‘How stupid I am!’ she exclaims. ’Gladys would reckon them up directly, but she is at the school, and I am ashamed to ask Nita, with all her accounts.’
She pauses a moment and lays down her pen. Her eyes fall upon an unopened letter.
‘And I declare I have not broken the seal of my own father’s letter,’ she mutters, performing this duty as she does so, and running through it with occasional comments.
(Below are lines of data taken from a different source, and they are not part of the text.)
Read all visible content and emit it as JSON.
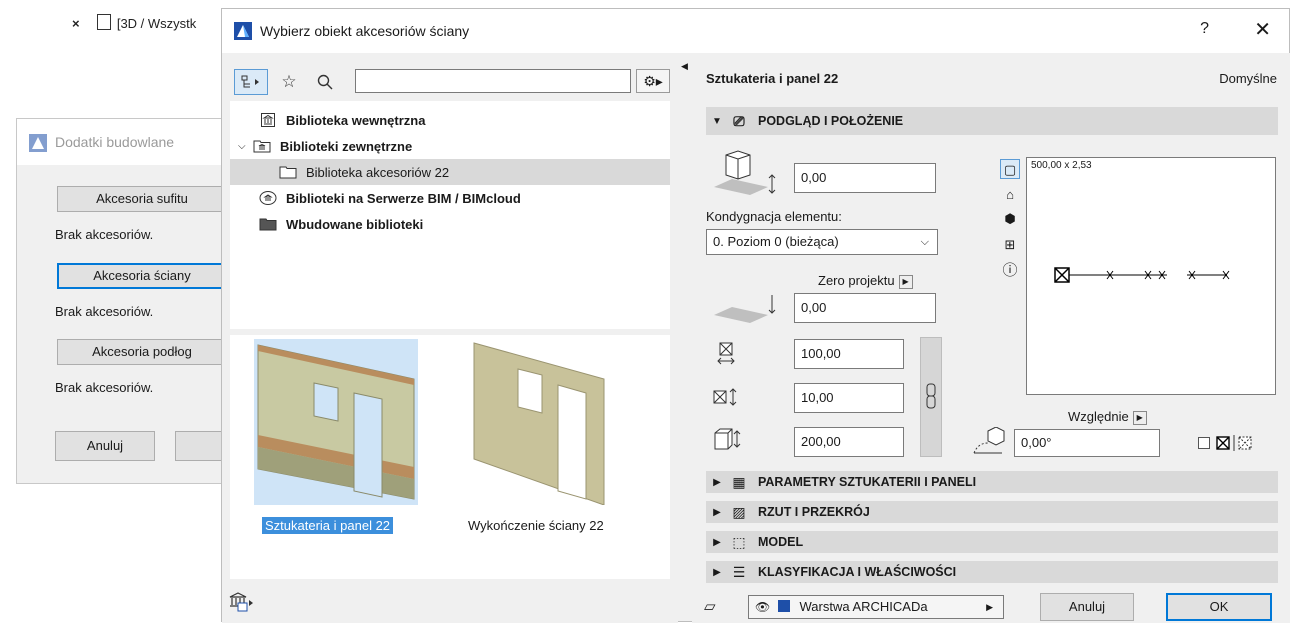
{
  "background": {
    "tab_close": "×",
    "tab_label": "[3D / Wszystk",
    "dialog_title": "Dodatki budowlane",
    "ceiling_button": "Akcesoria sufitu",
    "no_accessories_1": "Brak akcesoriów.",
    "wall_button": "Akcesoria ściany",
    "no_accessories_2": "Brak akcesoriów.",
    "floor_button": "Akcesoria podłog",
    "no_accessories_3": "Brak akcesoriów.",
    "cancel_button": "Anuluj"
  },
  "dialog": {
    "title": "Wybierz obiekt akcesoriów ściany",
    "help": "?",
    "close": "✕"
  },
  "search": {
    "placeholder": "",
    "value": ""
  },
  "tree": [
    {
      "label": "Biblioteka wewnętrzna",
      "bold": true
    },
    {
      "label": "Biblioteki zewnętrzne",
      "bold": true,
      "expanded": true
    },
    {
      "label": "Biblioteka akcesoriów 22",
      "bold": false,
      "selected": true
    },
    {
      "label": "Biblioteki na Serwerze BIM / BIMcloud",
      "bold": true
    },
    {
      "label": "Wbudowane biblioteki",
      "bold": true
    }
  ],
  "thumbnails": [
    {
      "label": "Sztukateria i panel 22",
      "selected": true
    },
    {
      "label": "Wykończenie ściany 22",
      "selected": false
    }
  ],
  "right": {
    "object_name": "Sztukateria i panel 22",
    "defaults_label": "Domyślne",
    "section_preview": "PODGLĄD I POŁOŻENIE",
    "height_offset": "0,00",
    "story_label": "Kondygnacja elementu:",
    "story_value": "0. Poziom 0 (bieżąca)",
    "zero_label": "Zero projektu",
    "zero_value": "0,00",
    "width_value": "100,00",
    "depth_value": "10,00",
    "height_value": "200,00",
    "preview_dims": "500,00 x 2,53",
    "relative_label": "Względnie",
    "angle_value": "0,00°",
    "sections": [
      "PARAMETRY SZTUKATERII I PANELI",
      "RZUT I PRZEKRÓJ",
      "MODEL",
      "KLASYFIKACJA I WŁAŚCIWOŚCI"
    ],
    "layer_value": "Warstwa ARCHICADa",
    "cancel_label": "Anuluj",
    "ok_label": "OK"
  },
  "colors": {
    "accent": "#0078d7",
    "selection": "#3c8fdc",
    "header": "#d9d9d9"
  }
}
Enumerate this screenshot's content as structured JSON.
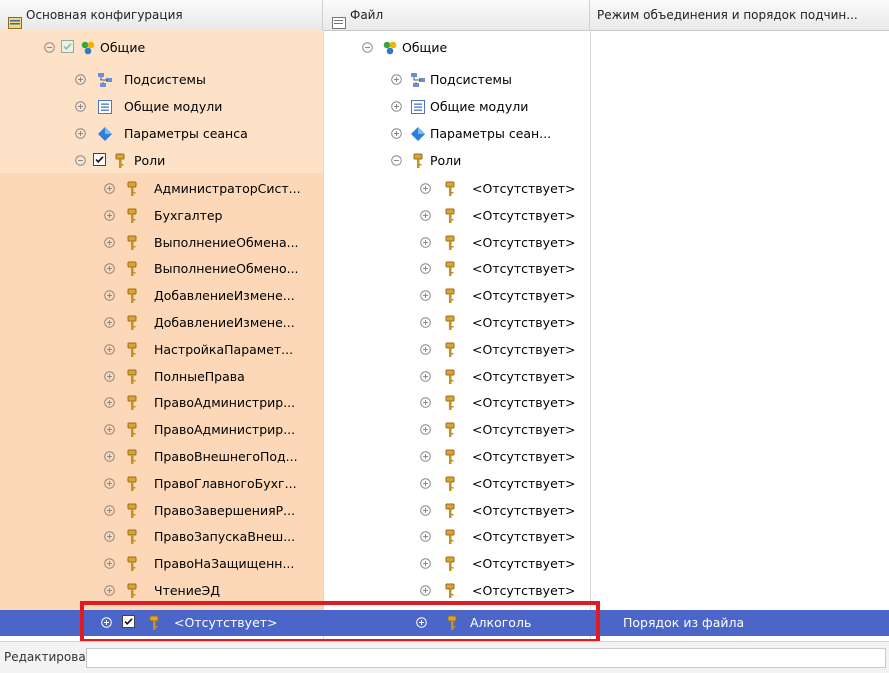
{
  "header": {
    "col1": "Основная конфигурация",
    "col2": "Файл",
    "col3": "Режим объединения и порядок подчин..."
  },
  "tree": {
    "obshie_left": "Общие",
    "obshie_right": "Общие",
    "podsistemy": "Подсистемы",
    "moduli": "Общие модули",
    "params_left": "Параметры сеанса",
    "params_right": "Параметры сеан...",
    "roli": "Роли"
  },
  "roles_left": [
    "АдминистраторСист...",
    "Бухгалтер",
    "ВыполнениеОбмена...",
    "ВыполнениеОбмено...",
    "ДобавлениеИзмене...",
    "ДобавлениеИзмене...",
    "НастройкаПарамет...",
    "ПолныеПрава",
    "ПравоАдминистрир...",
    "ПравоАдминистрир...",
    "ПравоВнешнегоПод...",
    "ПравоГлавногоБухг...",
    "ПравоЗавершенияР...",
    "ПравоЗапускаВнеш...",
    "ПравоНаЗащищенн...",
    "ЧтениеЭД"
  ],
  "missing_label": "<Отсутствует>",
  "selected": {
    "left": "<Отсутствует>",
    "right": "Алкоголь",
    "mode": "Порядок из файла"
  },
  "status": {
    "label": "Редактирование:",
    "value": ""
  }
}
’"We hope you will come and spend Christmas—” I suppose I must—“and see your little brother, who longs to see sister Freda again—” Humph! but who cut her out of Glanyravon Park and all thereto belonging, though he certainly is a dear little man. “Her ladyship quite well, and desires her love.” I suppose I ought to be glad and try to return the love. “Mrs Gwynne Vaughan and her children were here yesterday. She asked for you, and the little ones wished to know when you were coming home—” I am much obliged to her, and am afraid I am not too anxious to see either her or her husband, in spite of their civility. “Little Harold is really a wonderful child! He begins to spell already!” So like my good father. Well, I ought to be thankful he is happy, and that it all turned out so much better than I expected. But I can’t help feeling a kind of wicked disappointment when I think that Lady Mary should be quite as good a tactician as a second wife, as she was before she married again. But, I hope, I am happy that she makes poor papa comfortable and doesn’t worry him to death. I don’t think he loves her now half as well as he does me; still, perhaps she suits him better, because she manages him, and I never could. But the tyfydd [Footnote: Welsh for heir.] is a dear little fellow, and I am really fond of him.’
Miss Gwynne’s soliloquy is cut short by a rap at the door, followed by the entrance of Rowland Prothero, who says, as he bows and seems about to retreat,—
‘I beg your pardon—I was told Mr Jones was here.’
‘Oh, do come in!’ says Miss Gwynne, rising, and advancing to meet Rowland; ’I cannot get through these accounts. I have been reckoning and reckoning ever since breakfast, and they will not come right. I should be so much obliged to you if you would just look them over for me.’
Rowland seated himself at Freda’s desk, and began at once to do her bidding. The ragged school was the one in which he was so much interested, and that he had been instrumental in establishing.
Whilst Miss Gwynne had been living with her friend, Mrs Jones, she had seen a great deal of Rowland; they had, in fact, been thrown much together. At first, Rowland ceased to come to consult the Joneses, or to spend his few spare hours with them, when he heard that Freda was there; and, of course, they and she understood and respected his reasons for absenting himself; but in the course of time, they met at Sir Philip Payne Perry’s, at his rector’s, and elsewhere, and his reserve slightly wore off.